Neurocirurgião deu final a conto de Dostoievski: 'Há o mito de que ele era sombrio. É mentira'
O médico e escritor brasileiro Edson Amâncio escreveu um final para o conto inacabado 'O Crocodilo', disponível em uma nova edição do livro do autor russo
Hospedado com a esposa no Hotel Maskva, escolhido ao acaso em São Petersburgo, em uma de suas primeiras viagens à Rússia, Edson Amâncio abriu a janela do quarto e viu que estava em frente ao cemitério Tikhvinskoe, no Mosteiro Alexander Nevsky. Emocionado, enxergou o túmulo de Dostoievski de longe, que já conhecia por fotografia.
Não conseguiu dormir naquela noite, e às 5 da manhã acordou Mara para acompanhá-lo até lá. Conseguiram entrar no cemitério e pular o muro com a ajuda de um caixote. "Junto ao túmulo, pedi para ficar sozinho, senti que precisava desse tempo. O mais difícil foi sair às 7h30; quando apontamos, a senhora da portaria levou o maior susto", ele relembra.
Talvez esse episódio, ao lado de tantas outras coincidências, sirva como tentativa para explicar o que levou o neurocirurgião brasileiro e escritor Edson Amâncio à ousadia de terminar o conto inacabado O Crocodilo, do grande Fiódor Mikháilovitch Dostoievski, e publicar a versão.

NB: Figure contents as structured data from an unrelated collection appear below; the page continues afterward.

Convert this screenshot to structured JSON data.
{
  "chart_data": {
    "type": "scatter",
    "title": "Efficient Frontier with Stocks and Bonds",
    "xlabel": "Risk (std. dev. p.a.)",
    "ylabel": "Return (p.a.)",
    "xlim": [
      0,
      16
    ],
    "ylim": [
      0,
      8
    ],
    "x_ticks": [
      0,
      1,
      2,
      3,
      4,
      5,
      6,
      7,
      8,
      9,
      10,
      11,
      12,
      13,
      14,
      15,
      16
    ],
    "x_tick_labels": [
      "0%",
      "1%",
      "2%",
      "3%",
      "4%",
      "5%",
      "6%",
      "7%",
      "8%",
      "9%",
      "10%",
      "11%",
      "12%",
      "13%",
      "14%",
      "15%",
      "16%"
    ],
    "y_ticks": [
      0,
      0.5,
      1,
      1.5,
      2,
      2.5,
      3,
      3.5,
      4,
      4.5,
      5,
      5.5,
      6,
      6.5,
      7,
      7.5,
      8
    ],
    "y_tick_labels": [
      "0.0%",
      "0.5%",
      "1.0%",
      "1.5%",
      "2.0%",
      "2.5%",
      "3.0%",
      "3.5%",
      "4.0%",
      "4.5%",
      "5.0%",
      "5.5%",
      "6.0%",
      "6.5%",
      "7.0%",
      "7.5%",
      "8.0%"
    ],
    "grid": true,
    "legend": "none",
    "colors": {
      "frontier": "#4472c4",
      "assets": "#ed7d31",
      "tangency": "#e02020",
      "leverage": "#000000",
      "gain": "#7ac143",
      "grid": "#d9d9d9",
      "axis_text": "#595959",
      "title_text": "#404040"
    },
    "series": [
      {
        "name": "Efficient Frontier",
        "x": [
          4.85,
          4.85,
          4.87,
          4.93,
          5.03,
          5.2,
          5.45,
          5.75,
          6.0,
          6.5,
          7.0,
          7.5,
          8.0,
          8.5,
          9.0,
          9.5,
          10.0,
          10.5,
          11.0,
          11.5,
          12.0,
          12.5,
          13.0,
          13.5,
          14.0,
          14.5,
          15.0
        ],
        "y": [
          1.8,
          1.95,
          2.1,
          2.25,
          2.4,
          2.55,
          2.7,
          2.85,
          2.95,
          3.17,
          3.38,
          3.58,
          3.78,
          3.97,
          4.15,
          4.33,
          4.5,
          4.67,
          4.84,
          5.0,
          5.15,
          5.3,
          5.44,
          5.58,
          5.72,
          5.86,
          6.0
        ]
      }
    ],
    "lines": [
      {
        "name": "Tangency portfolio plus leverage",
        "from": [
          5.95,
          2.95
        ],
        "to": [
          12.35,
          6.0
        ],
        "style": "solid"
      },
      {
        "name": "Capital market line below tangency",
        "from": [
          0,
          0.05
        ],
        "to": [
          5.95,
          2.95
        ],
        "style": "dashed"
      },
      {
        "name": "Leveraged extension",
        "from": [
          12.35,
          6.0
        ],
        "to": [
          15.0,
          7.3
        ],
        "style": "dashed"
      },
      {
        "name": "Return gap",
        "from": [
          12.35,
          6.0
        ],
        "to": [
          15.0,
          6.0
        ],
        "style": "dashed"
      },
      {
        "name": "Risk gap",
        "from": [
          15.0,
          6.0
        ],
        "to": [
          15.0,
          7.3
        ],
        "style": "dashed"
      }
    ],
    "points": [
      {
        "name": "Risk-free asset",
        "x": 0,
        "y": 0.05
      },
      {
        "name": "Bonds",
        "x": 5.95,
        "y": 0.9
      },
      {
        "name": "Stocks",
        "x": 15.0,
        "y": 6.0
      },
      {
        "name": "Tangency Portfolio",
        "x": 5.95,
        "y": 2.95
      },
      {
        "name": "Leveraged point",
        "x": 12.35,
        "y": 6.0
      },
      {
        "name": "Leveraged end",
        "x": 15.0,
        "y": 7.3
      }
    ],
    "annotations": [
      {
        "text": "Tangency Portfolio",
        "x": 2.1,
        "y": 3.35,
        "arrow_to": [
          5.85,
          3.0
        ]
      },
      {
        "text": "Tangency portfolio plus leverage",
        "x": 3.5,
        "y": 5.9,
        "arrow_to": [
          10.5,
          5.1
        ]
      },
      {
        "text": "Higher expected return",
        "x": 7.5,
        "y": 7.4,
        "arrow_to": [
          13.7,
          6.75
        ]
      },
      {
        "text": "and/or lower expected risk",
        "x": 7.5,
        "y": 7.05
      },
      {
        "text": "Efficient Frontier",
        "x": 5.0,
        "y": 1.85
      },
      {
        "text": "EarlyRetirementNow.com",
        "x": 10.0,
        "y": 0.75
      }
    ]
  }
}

Brincadeira ou surto paranoico, como o próprio autor relata no posfácio, sua narrativa inventada em 1996 foi traduzida para o francês e apresentada pela primeira vez no mesmo ano no Museu Dostoievski, em São Petersburgo.
Ainda pretende escrever sobre Dostoievski?
Acho que sim, ainda tenho coisa para falar, não acabou não.
Tenho muita coisa na cabeça, não vou me libertar. Vou fazendo anotações em cantinhos, sou desorganizado. A medicina ocupa muito tempo, gostaria de escrever mais.
Você ficou satisfeito com o desfecho do conto?
Não posso dar spoiler, acho melhor citar o trecho do Roberto Zular, na orelha: "Os desdobramentos disso, em um final surpreendente, exigiu alguém que, além de tudo, não fosse apenas médico, mas tivesse a capacidade de levar o leitor para esses mundos possíveis como só a ficção é capaz. Mas a descoberta desses mundos - como quem entra na barriga de um crocodilo - só pode ser feita pelo leitor que, certamente, se deliciará com essa aventura."
'O Crocodilo'
- Tradução: Aurora Bernardini
- Desfecho possível: Edson Amâncio
- Abarca Editorial/2025
- 80 páginas
- ISBN:978-65-83294-07-7
Serviço
Lançamento em São Paulo
- Dia 20/9/2025
- 17h às 21h
- Bate-papo com Aurora Bernardini e Edson Amâncio às 18h30
- Local: Espaço Parlapatões
- Praça Roosevelt, 158 - Consolação - São
- Paulo SP
Lançamento em Santos
- Dia 5/10/2025
- 10h30 às 14h.
- Local: Café Carioca
- Praça Visconde de Mauá, 1 - Centro - Santos (SP)
Leia trechos dos dois contos
- De Dostoiévski: "Eu pressentia que iria encontrar a loja cheia e, por via das dúvidas, escondi bem o rosto na gola do casaco porque me senti um pouco envergonhado: até esse ponto, nós não temos o hábito da publicidade! Sinto, Entretando, que não tenho o direito de manifestar minhas impressões privadas, prosaicas em vista de fato tão extraordinário e original."
- Trecho do desfecho possível de Edson Amâncio: "Não me foi possível chegar próximo à tina onde estava confinado o crocodilo contendo no seu interior o meu culto amigo. A fila de curiosos fazia volta em torno de si mesma, parecendo um grande caracol. Crianças arrulhavam como pombos correndo de um canto a outro sob os protestos dos outros pagantes."